"Pencereden atlasak?"
Bu Çağrı'nın öne sürdüğü yüzüncü fikir falandı. Korkudan saçmalıyordu.
"Sonun Ayla ve Sinem gibi olsun istiyorsan buyur sahne senin."
Hala inanamıyordum. Ayla bunu nasıl kendine yapar?

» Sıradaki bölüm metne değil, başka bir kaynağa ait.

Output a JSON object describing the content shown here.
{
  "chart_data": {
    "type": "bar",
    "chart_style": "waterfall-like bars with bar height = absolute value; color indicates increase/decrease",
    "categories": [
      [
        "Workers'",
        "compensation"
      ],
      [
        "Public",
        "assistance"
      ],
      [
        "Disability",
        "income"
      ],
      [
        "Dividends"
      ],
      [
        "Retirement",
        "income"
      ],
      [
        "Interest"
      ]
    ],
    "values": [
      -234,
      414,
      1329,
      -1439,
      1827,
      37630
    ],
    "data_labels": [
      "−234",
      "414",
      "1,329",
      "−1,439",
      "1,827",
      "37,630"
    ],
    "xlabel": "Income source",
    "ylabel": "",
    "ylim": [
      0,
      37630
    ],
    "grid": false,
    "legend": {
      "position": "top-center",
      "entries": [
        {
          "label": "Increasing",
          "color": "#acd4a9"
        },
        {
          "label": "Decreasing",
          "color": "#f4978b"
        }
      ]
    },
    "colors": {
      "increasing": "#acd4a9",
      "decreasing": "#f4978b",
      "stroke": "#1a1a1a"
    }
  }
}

"Hala çekmiyor telefon ya!"
Atakan doğru söylüyordu. Elektrik gelmişti ama hala neden çekmiyordu bu telefonlar?
"Biraz daha iyi misin?"
Tuğçe Oğuz'un söylediğine kafasını sallayarak cevap verdi.
"Bize anlatabilir misin? Nasıl oldu?"
"Ben-ben, sanırım biraz daha su içmeye ihtiyacım var. Boğazım yırtılıyor gibi hissediyordum."
Oğuz Tuğçe'nin çantasından içinde bir yudumluk su olan şişeyi çıkardı ve Tuğçe'ye uzattı. Tuğçe şişenin içinde kalan bir yudumluk suyu hızla içti. İçtikten sonra boğazını rahatlatmak ister gibi yutkundu ve ardından öksürdü.
"Ben ve Mete Sinem ile Ayla'nın peşinden gidelim dedik. Tuvaletlere bakalım dedim. Ben kızlar tuvaletine bakarken o da erkekler tuvaletine bakıyordu. Sonra bir ses geldi. Kilitlenen bir kapının sesi. Ardından biri beni kollarımdan tuttu yukarı çıkardı. Bağırdım peşimden gelin diye. Beni çatıya çıkardı. Ayla ile Sinem ordaydı. Ve o sonra onları..."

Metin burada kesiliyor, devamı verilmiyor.